Dublin headquartered DCC has announced a 21% rise in its operating profit for the year to the end of March 2017. The energy, healthcare and technology company said it made £363.6 million over the 12 month period, following a 17.4% rise in continuing revenues to £12.270 billion.

DCC owns home heating and retail petrol stations across Europe, and it was this area of its business that saw the biggest gains in the year. "We had particularly strong growth in the energy business - 24% growth there and that was the strongest driver of our growth," said DCC's chief executive Tommy Breen.

DCC's energy division represents around 68% of its profit, and it has continued to grow through acquisitions and rising sales. In Ireland it operates the Flogas and Emo brands as well as GreatGas, but it has a relatively small retail presence compared to the likes of Topaz and Applegreen. 


According to Mr Breen, that is largely because the right growth opportunity has not presented itself so far.
"We have substantial presences in the British, Scandinavian and French markets in the retail sector and we announced during the year that we bought a significant business from ExxonMobile in Norway," he said. "We have a small presence in Ireland but that's really driven by opportunity and there hasn't been the right opportunity for us, but over time that might change."

One opportunity the company's energy division has found is in the Asian market, with DCC last month announcing the acquisition of some Shell assets in Hong Kong and Macau. The move marks a departure for DCC, which had previously stayed within Europe, but Mr Breen said the move had been in the planning for some time. "We had been talking about this for a while - not specifically that opportunity," Mr Breen said. "We've been saying if we could get the right opportunity to get a presence outside of Europe that, thinking long-term, it would provide new growth opportunities for us. We hope that Hong Kong can provide a base for us to grow an LPG business in South East Asia."
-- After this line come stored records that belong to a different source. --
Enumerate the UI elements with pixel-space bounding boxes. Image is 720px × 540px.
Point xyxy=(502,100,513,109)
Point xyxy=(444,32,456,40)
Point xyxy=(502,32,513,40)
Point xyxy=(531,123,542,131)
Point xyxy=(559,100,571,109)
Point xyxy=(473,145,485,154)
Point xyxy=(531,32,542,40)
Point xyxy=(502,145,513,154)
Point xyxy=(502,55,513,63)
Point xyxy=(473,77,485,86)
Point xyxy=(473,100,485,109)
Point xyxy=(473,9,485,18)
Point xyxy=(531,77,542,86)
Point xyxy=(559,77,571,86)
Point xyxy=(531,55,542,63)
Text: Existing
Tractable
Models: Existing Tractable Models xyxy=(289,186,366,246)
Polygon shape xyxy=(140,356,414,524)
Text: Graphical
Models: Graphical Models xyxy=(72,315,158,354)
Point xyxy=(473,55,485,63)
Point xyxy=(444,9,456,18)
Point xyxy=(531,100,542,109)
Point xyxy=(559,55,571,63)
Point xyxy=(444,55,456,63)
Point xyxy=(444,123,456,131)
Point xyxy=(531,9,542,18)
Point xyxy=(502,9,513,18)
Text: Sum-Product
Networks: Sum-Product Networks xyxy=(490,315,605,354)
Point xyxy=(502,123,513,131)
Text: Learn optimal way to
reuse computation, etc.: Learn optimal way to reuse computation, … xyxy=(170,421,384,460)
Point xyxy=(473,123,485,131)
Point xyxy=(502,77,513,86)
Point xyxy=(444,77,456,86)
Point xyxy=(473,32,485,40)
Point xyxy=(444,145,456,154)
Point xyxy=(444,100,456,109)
One area that DCC is no longer looking for opportunities in is waste management, with the firm announcing the sale of its Environmental division last month. Environmental made up the smallest piece of DCC's profit line - just 5% - and the sector has had its fair share of ups and downs. That made its sale a logical one for Mr Breen.

He said the firm was happy with the £212m price-tag it secured from private equity firm Exponent. "We had really focused very hard on driving organic growth in that business and it had performed really well," he said. "We just felt given the scale of that business relative to our other businesses, the right thing for DCC was to dispose of it if we got the right price of it."

The last of the big announcements made by DCC in recent weeks was the decision by Mr Breen to step down from his role as company CEO. He said that while he felt the time was right, his 31 years of service for DCC - including nine years at the helm - made it a somewhat bittersweet decision. "It's always going to be a bit of a wrench when you've done something for 31 years but one of the principle responsibilities of a board and a chief executive is to think of succession," he said. "That's something that I have been thinking about for a little while, I'm very motivated to hand over in an orderly way, we've a very obvious internal successor in Donal Murphy and it just felt like the timing was right," he added.

***
MORNING BRIEFS - The world's second biggest mobile operator, Vodafone, has reported a €6.1 billion loss for the year to the end of March. The company was dragged lower by its Indian unit, which is in the middle of a merging with its rival Idea Cellular. However Vodafone also reported a rise in earnings and said its free cash flow grew to more than €4 billion, thanks to lower spending and stabilising average revenue from its contract customers.

*** Oil prices rose overnight after Saudi Arabia and Russia signalled their willingness to extend a production cut to March of next year. OPEC and other leading oil producing nations agreed to cap output in September of last year in an attempt to push up prices - but that deal is due to expire in the coming months. The suggestion that those involved might extend it out to 2018 helped to add as much as 3% to the price of a barrel of both Brent and US crude overnight, with Brent reaching as high as $52.52. The effectiveness of the OPEC cap has been questioned, however, as it has failed to push prices higher than they were before the deal was agreed.

*** UK budget airline EasyJet has racked up large half-year losses after being stung by the collapse in the value of the Brexit-hit pound and the later timing of Easter. EasyJet reported a £236m pre-tax loss in the six months to March 31, which compares with an £18m loss the same time last year. The airline said that the impact of the timing of Easter into the second half of the year stood at around £45m while currency woes cost it £82m in the six month period.